Silver Marches
- Genre: Role-playing game
- Publisher: Wizards of the Coast
- Publication date: 2002
- Media type: Print
- ISBN: 0-7869-2835-2

= Silver Marches (accessory) =

2002 role-playing game supplement

Silver Marches is a supplement to the 3rd edition of the Dungeons & Dragons role-playing game.

==Contents==
Silver Marches details the region known as the Silver Marches in the Forgotten Realms setting. The book details the towns and settlements of the burgeoning Silver Marches alliance, as well as the many hazards that threaten it.

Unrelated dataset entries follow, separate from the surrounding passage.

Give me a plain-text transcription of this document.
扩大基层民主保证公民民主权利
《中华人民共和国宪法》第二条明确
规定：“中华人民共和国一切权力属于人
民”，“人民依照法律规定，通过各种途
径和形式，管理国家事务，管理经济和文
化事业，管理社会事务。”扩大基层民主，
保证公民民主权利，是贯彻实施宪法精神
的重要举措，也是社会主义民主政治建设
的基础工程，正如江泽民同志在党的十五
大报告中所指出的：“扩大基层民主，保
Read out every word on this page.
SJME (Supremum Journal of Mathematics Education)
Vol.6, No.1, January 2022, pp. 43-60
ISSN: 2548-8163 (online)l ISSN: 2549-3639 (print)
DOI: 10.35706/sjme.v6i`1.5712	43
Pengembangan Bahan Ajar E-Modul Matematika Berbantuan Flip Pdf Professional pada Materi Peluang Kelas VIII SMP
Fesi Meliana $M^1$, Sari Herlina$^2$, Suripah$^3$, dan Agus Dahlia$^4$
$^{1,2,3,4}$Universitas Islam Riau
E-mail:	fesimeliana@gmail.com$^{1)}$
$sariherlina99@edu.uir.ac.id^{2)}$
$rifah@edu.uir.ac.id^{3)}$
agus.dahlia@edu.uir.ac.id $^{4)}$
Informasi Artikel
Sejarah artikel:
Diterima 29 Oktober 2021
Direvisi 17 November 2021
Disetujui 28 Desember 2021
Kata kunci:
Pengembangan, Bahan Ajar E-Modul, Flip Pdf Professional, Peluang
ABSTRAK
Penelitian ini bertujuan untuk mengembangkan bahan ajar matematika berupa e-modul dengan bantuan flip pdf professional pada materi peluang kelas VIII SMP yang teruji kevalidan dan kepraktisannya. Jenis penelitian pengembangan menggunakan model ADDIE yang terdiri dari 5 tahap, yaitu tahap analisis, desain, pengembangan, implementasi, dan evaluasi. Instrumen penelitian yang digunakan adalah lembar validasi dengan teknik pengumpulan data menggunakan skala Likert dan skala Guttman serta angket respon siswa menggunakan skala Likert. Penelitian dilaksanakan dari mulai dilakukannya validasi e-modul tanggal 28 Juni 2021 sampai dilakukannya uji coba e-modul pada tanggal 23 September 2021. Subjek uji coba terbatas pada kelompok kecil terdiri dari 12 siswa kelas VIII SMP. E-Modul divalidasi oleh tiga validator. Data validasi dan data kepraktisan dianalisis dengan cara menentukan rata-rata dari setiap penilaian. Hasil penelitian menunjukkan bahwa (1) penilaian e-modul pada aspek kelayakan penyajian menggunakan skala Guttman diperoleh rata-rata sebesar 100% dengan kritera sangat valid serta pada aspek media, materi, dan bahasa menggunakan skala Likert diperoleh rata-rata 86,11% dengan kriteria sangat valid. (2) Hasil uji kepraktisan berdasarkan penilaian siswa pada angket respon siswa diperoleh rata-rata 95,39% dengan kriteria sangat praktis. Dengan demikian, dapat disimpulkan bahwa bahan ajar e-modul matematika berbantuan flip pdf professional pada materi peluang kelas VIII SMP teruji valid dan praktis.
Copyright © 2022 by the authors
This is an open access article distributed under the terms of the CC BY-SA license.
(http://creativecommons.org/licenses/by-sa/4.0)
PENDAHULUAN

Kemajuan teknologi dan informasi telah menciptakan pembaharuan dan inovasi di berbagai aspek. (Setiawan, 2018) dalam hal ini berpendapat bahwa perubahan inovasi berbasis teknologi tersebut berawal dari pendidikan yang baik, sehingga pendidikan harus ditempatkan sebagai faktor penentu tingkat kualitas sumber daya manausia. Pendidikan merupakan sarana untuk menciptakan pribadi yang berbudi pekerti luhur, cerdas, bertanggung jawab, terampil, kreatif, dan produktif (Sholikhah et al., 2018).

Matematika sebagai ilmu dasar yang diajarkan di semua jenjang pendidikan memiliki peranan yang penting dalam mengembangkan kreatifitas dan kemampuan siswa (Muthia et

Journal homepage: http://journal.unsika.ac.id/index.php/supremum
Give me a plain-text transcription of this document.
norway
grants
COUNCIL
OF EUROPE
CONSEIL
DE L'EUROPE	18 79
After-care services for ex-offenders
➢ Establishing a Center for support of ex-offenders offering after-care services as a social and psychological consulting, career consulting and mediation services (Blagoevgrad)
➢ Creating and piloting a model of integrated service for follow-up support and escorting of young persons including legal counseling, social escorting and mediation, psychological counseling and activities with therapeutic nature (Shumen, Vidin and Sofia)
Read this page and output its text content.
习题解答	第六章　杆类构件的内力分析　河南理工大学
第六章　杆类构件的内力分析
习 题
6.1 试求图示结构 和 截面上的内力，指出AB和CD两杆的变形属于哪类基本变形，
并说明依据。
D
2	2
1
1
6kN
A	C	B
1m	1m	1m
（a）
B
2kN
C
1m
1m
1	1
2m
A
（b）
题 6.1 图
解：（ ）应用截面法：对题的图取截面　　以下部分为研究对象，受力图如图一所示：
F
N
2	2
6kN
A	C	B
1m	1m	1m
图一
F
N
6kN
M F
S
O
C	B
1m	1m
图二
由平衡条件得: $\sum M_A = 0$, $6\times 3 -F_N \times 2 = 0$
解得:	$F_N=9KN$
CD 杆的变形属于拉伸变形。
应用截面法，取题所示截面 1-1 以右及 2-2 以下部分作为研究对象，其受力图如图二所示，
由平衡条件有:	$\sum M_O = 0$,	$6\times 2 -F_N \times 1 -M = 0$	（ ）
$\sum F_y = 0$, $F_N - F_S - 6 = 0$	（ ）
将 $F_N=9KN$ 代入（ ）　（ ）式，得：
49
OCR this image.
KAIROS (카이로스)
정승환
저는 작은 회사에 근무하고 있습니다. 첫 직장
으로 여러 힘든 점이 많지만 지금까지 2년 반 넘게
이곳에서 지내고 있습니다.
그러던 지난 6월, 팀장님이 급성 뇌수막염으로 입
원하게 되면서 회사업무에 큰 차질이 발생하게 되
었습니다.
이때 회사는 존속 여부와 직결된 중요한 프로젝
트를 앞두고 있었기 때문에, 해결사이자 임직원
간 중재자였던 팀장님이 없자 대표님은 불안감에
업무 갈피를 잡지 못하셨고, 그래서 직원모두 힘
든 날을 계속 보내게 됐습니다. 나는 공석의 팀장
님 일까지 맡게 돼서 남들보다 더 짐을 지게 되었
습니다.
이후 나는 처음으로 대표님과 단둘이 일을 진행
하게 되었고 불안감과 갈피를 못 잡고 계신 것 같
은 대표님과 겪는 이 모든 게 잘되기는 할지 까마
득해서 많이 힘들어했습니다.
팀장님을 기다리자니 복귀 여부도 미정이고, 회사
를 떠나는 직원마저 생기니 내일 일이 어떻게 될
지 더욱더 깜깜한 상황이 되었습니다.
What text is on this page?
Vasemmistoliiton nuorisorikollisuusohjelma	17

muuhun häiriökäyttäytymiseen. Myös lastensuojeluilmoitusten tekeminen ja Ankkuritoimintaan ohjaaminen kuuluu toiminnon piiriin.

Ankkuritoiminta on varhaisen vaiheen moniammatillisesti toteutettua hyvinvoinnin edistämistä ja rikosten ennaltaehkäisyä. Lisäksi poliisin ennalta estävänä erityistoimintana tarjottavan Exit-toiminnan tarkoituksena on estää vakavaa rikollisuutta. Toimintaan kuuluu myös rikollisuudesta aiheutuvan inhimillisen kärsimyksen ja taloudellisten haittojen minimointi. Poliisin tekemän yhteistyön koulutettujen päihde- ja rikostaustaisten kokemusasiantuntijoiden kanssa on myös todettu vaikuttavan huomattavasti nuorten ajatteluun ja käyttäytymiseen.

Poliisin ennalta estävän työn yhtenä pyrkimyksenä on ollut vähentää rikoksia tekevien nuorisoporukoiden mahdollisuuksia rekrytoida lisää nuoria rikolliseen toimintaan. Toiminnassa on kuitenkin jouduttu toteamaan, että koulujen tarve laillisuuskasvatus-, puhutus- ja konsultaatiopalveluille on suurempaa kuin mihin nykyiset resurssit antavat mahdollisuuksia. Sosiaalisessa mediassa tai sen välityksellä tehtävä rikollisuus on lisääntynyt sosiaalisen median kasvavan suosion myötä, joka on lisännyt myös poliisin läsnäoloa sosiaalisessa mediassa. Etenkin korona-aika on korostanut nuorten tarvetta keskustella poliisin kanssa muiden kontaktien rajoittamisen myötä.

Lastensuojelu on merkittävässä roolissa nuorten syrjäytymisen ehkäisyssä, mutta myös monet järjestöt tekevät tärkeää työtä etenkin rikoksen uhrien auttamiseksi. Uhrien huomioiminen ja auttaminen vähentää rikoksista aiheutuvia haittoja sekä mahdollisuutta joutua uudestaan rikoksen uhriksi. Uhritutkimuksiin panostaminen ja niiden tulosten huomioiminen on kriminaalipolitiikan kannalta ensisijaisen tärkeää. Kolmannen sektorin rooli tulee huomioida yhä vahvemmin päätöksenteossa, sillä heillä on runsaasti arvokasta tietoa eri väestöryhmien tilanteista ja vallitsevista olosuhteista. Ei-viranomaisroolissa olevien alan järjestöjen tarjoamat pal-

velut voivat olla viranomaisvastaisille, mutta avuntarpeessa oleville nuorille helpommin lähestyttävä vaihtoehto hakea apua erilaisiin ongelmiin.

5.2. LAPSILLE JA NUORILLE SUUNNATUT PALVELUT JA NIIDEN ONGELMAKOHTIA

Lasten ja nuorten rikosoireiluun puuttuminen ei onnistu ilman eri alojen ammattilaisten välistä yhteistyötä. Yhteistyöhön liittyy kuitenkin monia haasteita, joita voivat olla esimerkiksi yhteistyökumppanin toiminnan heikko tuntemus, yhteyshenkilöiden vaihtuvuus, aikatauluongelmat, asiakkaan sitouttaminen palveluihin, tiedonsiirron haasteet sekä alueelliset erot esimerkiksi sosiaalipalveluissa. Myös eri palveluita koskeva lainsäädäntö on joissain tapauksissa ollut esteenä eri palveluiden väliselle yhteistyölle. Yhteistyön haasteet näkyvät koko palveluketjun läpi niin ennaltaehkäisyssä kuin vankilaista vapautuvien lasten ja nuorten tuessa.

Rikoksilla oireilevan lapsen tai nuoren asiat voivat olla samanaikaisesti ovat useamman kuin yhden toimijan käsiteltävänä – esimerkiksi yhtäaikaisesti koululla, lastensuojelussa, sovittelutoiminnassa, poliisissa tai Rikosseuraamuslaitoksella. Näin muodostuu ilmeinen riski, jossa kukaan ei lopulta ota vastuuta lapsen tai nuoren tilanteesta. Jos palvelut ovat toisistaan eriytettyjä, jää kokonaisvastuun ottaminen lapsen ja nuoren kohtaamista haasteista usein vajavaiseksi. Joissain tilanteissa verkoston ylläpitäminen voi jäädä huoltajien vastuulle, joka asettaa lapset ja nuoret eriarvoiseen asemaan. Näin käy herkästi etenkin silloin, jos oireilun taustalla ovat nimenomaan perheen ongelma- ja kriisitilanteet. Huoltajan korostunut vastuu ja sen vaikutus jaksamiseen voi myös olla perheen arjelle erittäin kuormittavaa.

The book notes that Silverymoon is defended by Taern Hornblade, successor to Alustriel as the High Mage of Silverymoon, with Methrammar Aerasumé of the Argent Legion, Sernius Alathar of the Knights of Silver, and Jorus Azuremantle of the Spellguard.

==Publication history==
Silver Marches was written by Ed Greenwood and Jason Carl, and published in July 2002. Cover art was by Vance Kovacs, with interior art by Matt Cavotta, Dennis Calero, Michael Dubisch, Jeff Easley, Wayne England, Raven Mimura, Matthew Mitchell, Christopher Moeller, Puddnhead, Adam Rex, Richard Sardinha, and Arnie Swekel.

==Reception==
The reviewer from Pyramid noted that Silver Marches is the first Forgotten Realms book "to transport a highly detailed chunk of the Realms into 3rd Edition", and called it "a worthy read for all DMs". The reviewer also commented on the appearance of the book: "The layout and art team really did a great job. The cover, with art by Vance Kovacs, is fine in both design and imagery; the wrap-around painting of an invading orc horde says a lot about the forging of the Silver Marches. Design and typography are top-notch, with few instances of text crowding and typographic errors. Prose is written with storytelling flair, rarely falling into repetitive style. The interior artwork lives up to WotC's fine reputation, and, though a few images are lacking, the varying styles give the book a dynamic feel. Of particular note are Christopher Moeller's portraiture and Adam Rex's dynamic compositions. Of course, one must always note Todd Lockwood's dragons."